Kodungalloor: President Pranab Mukherjee on Saturday inaugurated the Muziris Heritage Project which showcases the history and culture of an ancient seaport and urban centre on the Malabar coast.
"This project celebrates the magnificent heritage of our land where people of different religions, castes and languages live in harmony. It reminds us that our history is one of assimilation, mutual respect and celebration of our differences," Mukherjee said in this town in central Kerala, about 30 km from Kochi.
Started six years ago by the Kerala government, the project aims to highlight the historical and cultural significance of Muziris -- which dates from at least 1st century BC -- with a view to boost tourism.
The seaport of Muziris is mentioned in the 1st century travelogues, ancient Sangam texts and Roman naturalist Pliny the Elder's encyclopaedic work, Natural History.
"Muziris was the doorway for cultures, religions and races into India. It was frequented by large ships of ocean traders from across the world, including Arabs, Egyptians, Greeks, Romans and Chinese," the president said.

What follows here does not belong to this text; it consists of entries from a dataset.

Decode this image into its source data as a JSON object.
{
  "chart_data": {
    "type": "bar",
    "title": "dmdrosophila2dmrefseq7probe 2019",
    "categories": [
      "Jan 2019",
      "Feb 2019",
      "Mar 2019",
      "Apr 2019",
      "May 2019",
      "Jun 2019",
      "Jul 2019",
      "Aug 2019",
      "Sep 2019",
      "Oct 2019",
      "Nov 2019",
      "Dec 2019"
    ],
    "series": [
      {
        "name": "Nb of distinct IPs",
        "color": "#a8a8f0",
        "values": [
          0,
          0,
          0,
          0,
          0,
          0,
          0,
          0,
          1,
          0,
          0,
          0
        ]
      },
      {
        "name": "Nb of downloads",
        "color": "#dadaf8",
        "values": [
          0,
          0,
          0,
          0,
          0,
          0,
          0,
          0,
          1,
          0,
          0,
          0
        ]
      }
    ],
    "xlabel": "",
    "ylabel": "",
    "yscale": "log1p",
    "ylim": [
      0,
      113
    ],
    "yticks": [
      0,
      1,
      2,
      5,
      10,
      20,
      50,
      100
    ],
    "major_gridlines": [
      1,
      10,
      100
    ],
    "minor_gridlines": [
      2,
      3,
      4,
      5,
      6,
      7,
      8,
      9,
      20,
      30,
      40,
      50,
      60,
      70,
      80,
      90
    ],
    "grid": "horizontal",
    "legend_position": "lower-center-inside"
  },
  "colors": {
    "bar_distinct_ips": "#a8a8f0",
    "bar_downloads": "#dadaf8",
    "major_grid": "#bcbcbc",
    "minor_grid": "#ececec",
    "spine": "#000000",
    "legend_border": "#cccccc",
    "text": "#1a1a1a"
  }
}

Mukherjee also praised this town, which is generally believed to be the approximate location of the ancient Muziris and has also been cited by historians as a vibrant urban hub of the Chera rulers.
"If Kerala is God's own country, Kodungalloor is the town where the gods gather in unity and harmony. It is heartening to know that the ancient Kurumba Bhagavati temple and the Cheraman Mosque, believed to be the oldest mosque in India, are both in Kodungalloor," said Mukherjee.
The Muziris Heritage Project would open up to Indian and foreign tourists a new destination, bringing economic benefits to the people of the region as well as knowledge and enjoyment for the visitors, he added.
The project includes development works of Chennamangalam palaces, Cheraman Parambu, Synagogue and waterfront at North Paravur. It also envisages conservation of archaeological monuments within 125 sq km spread across Thrissur and Ernakulam districts.